Input: [('PUSH', 10), ('PUSH', 0), ('DIV'), ('PRINT'), ('HALT')]
Output:
Traceback (most recent call last):
  File "<stdin>", line 1, in <module>
ZeroDivisionError: division by zero
Explanation: Pushes 10 and 0 onto the stack. Attempts to divide 10 by 0, raising a ZeroDivisionError.

Constraints

• The bytecode list will contain tuples of length 2. The first element of each tuple is the instruction name (string), and the second element is the argument (string or number).
• The interpreter should handle integer and string values.
• The bytecode list will not exceed 100 instructions.
• The interpreter should be reasonably efficient for the given constraints.
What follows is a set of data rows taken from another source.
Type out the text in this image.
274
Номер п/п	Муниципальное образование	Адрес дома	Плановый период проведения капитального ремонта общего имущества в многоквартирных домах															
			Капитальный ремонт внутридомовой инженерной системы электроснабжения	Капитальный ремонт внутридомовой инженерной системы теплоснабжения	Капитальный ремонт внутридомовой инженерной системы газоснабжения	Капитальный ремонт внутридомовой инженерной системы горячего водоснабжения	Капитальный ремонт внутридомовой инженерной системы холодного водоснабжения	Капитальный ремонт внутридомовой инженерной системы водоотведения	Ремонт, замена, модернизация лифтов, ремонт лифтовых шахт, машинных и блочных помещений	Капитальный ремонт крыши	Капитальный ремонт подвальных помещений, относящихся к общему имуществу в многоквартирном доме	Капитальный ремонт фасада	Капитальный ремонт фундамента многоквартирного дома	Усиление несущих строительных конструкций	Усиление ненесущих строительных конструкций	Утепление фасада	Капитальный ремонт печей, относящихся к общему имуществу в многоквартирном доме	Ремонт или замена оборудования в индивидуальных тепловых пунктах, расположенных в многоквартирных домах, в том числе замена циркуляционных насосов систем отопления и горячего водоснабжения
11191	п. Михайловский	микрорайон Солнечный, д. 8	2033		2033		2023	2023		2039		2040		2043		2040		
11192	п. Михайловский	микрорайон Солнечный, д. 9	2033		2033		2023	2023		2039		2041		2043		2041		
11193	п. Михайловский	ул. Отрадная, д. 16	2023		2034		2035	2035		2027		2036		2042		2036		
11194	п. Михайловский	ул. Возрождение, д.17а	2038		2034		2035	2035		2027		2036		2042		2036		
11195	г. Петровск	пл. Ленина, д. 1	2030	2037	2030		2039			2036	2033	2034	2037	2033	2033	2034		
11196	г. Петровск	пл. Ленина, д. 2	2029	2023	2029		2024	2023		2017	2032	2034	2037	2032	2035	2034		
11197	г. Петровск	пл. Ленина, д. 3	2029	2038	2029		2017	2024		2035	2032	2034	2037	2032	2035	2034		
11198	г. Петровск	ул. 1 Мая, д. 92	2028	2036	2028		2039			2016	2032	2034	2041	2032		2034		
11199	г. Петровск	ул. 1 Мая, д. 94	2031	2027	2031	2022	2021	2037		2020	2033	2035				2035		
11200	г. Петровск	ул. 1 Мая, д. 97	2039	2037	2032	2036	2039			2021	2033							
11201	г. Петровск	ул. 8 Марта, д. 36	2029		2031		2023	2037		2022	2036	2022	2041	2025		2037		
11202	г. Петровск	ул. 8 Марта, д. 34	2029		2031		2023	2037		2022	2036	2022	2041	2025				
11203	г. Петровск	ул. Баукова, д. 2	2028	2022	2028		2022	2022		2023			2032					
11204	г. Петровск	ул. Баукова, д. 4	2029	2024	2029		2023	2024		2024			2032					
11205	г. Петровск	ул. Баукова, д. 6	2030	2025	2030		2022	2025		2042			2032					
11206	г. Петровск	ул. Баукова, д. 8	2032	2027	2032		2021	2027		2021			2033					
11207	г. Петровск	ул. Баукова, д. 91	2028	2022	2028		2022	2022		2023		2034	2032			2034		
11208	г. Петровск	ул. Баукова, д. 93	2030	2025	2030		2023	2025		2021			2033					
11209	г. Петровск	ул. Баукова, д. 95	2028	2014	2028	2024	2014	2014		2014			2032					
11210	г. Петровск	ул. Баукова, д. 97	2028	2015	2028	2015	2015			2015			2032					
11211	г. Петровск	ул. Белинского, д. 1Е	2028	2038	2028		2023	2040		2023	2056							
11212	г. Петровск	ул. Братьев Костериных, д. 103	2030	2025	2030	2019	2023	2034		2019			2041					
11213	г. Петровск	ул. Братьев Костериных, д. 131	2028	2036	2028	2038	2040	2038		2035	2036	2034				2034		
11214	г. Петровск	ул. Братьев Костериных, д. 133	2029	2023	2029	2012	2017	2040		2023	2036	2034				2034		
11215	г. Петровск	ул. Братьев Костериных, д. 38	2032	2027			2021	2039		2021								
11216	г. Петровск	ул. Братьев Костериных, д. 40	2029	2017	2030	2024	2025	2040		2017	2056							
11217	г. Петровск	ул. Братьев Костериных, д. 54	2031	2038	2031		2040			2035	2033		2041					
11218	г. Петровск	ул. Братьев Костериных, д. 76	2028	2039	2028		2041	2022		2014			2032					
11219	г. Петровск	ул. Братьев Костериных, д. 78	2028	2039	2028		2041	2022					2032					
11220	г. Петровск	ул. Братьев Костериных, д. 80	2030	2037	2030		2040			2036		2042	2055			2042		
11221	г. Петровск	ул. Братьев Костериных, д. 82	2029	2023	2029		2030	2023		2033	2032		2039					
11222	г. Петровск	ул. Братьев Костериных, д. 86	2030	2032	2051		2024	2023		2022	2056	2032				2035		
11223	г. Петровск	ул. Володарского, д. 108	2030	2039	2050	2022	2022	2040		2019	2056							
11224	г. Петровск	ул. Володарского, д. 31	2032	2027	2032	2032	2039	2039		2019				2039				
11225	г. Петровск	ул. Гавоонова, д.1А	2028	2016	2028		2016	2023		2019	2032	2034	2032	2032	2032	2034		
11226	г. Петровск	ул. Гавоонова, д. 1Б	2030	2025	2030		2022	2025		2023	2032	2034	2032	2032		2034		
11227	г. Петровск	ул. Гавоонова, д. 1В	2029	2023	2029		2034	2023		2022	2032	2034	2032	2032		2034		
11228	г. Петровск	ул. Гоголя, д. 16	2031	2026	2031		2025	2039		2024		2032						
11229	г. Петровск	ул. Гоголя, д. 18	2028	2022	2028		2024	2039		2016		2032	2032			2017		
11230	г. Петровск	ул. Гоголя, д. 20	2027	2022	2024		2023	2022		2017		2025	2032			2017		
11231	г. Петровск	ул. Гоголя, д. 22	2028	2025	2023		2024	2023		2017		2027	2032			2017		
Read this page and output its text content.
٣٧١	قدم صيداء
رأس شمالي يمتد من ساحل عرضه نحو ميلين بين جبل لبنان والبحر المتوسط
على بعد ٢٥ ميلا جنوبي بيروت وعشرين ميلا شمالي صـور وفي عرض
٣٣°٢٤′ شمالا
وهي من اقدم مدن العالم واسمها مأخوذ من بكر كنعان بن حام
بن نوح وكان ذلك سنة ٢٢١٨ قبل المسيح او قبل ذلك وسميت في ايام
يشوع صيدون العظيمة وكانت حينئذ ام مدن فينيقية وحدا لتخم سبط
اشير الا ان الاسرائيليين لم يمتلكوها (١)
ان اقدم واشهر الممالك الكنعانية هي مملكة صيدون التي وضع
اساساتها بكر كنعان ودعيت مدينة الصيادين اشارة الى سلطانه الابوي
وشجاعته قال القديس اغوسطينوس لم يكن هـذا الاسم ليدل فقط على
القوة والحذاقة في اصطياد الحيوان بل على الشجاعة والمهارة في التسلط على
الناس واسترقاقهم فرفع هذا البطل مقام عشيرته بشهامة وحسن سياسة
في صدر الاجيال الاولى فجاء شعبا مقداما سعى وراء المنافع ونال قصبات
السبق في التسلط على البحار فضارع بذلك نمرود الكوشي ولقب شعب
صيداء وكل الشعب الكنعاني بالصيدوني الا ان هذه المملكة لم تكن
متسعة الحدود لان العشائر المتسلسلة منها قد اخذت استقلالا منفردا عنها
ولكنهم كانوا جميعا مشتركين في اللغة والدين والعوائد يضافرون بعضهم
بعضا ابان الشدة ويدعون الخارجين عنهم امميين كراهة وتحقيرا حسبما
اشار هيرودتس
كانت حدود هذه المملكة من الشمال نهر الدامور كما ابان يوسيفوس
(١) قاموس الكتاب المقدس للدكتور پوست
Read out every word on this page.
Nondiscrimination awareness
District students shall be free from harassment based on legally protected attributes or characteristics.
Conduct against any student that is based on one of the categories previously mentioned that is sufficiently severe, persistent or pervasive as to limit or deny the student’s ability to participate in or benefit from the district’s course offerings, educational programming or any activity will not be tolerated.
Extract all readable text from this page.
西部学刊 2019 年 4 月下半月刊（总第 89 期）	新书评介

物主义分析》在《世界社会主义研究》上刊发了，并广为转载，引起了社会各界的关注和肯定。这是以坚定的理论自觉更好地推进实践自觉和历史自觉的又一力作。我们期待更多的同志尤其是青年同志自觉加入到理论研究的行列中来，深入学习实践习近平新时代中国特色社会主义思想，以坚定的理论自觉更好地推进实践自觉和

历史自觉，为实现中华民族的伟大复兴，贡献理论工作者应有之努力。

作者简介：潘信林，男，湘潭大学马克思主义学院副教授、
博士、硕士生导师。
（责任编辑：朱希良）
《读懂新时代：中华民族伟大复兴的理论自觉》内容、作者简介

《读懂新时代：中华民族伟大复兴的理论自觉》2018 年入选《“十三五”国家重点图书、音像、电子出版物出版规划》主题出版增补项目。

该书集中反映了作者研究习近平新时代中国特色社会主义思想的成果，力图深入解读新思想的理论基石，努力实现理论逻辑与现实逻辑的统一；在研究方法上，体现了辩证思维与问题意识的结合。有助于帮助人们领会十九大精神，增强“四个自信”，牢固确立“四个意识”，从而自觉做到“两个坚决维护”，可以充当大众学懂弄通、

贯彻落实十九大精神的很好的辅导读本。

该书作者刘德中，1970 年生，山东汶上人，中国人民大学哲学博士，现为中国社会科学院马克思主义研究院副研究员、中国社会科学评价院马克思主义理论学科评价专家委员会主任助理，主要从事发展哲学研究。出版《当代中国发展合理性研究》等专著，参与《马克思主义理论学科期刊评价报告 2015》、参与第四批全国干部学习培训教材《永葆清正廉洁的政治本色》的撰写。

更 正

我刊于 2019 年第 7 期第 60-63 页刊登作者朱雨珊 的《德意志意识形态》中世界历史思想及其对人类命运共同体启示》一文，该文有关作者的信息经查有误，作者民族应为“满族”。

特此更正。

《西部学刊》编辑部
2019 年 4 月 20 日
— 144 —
Optimization is not the primary focus.

Notes

• Start by implementing the PUSH instruction and verifying that values are correctly pushed onto the stack.
• Then, implement the arithmetic and concatenation operations (ADD, SUB, MUL, DIV).
• After that, implement the PRINT and HALT instructions.
• Remember to handle errors gracefully and provide informative error messages.
• Consider using a dictionary to map instruction names to their corresponding functions for better code organization.
• Think about how to handle different data types and ensure type safety during operations.